You are comparing very different versions here. To make it fair, here is an implementation that is equivalent to the ST solution you give, but in pure Haskell:

fibIt :: Integer -> Integer
fibIt n | n < 2 = n
fibIt n = go 1 1 (n-2)
  where go !_x !y  0 = y
        go !x  !y  i = go y (x+y) (i-1)

This one seems to perform exactly as good or bad as the ST version (both 10s here). The runtime is most likely dominated by all the Integer additions, overhead is therefore too low to be measurable.

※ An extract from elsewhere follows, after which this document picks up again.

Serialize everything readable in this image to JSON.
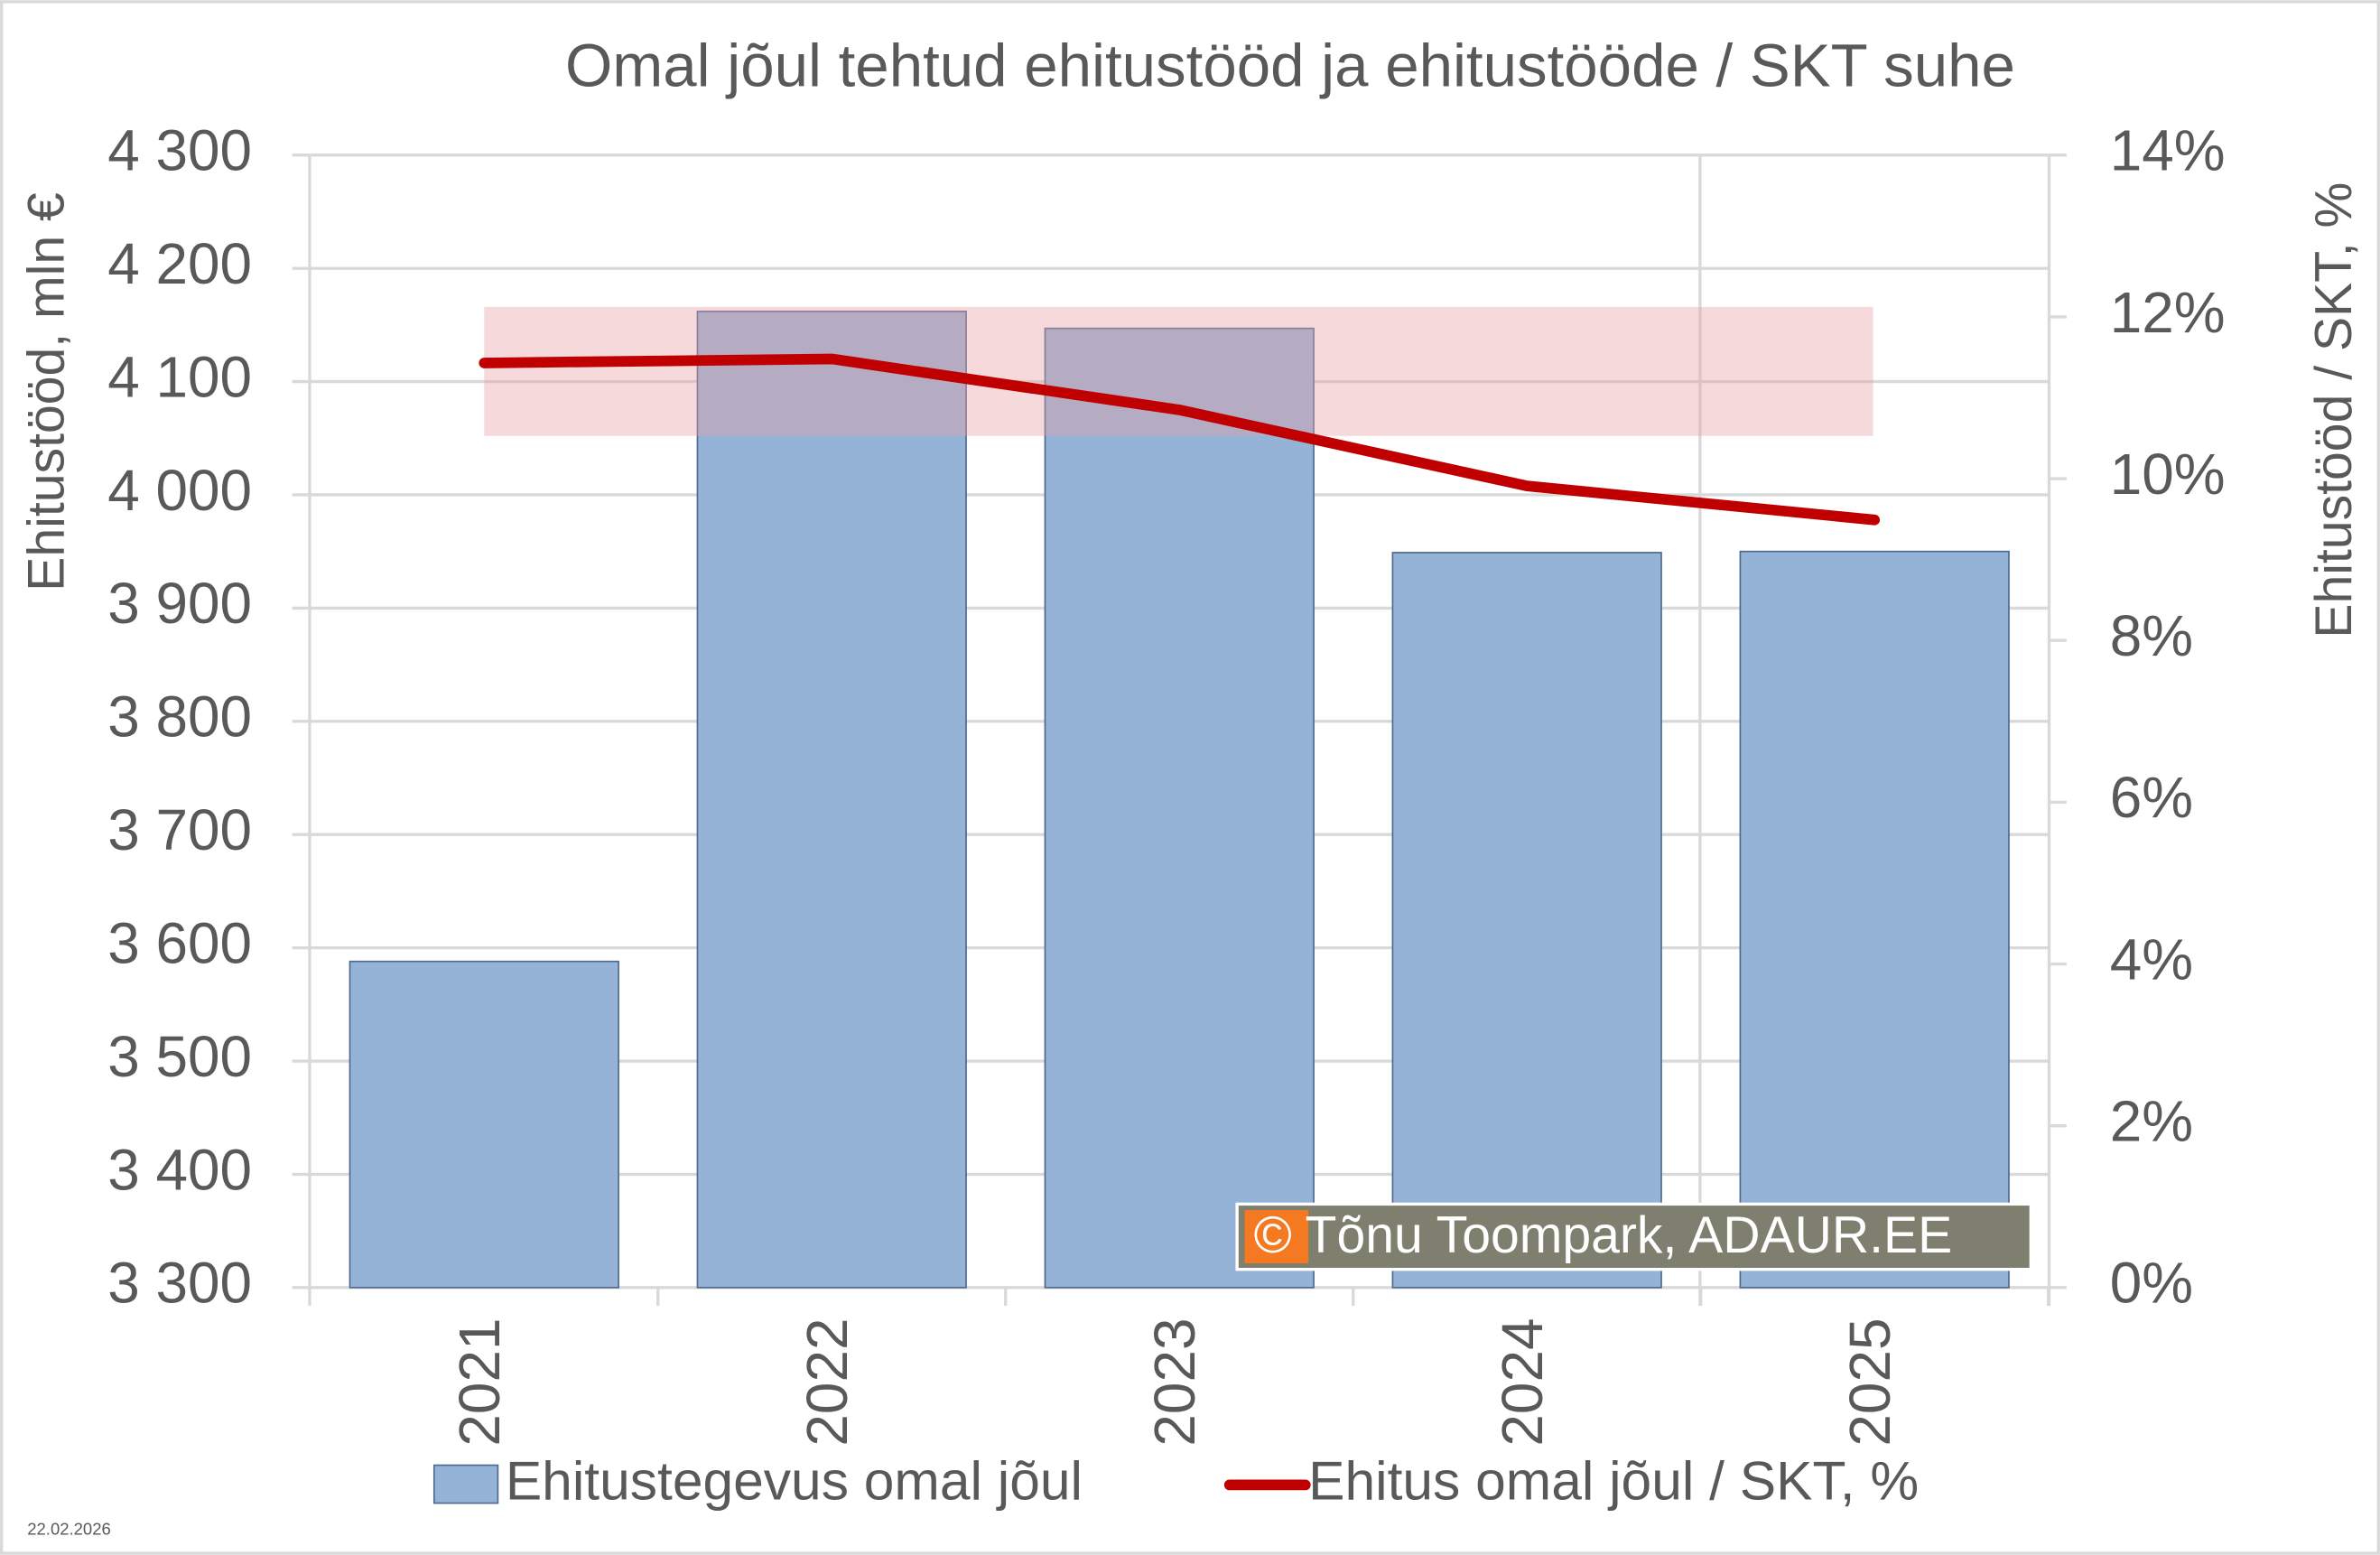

First, the two implementations use two very different algorithms with different asymptotic complexity (well, depending on what the complexity of the Integer operations are). Second, the st implementation is using references. References are (comparatively) slow in ghc. (Because updating a reference needs a GC write barrier due to the generational garbage collector.)

So, you're comparing two functions that differ both in algorithm an implementation technique. You should rewrite the second one not to use references, that way you can compare just algorithms. Or rewrite the first one to use references. But why use references when it's the wrong thing? :)


You can compare the algorithmic complexities.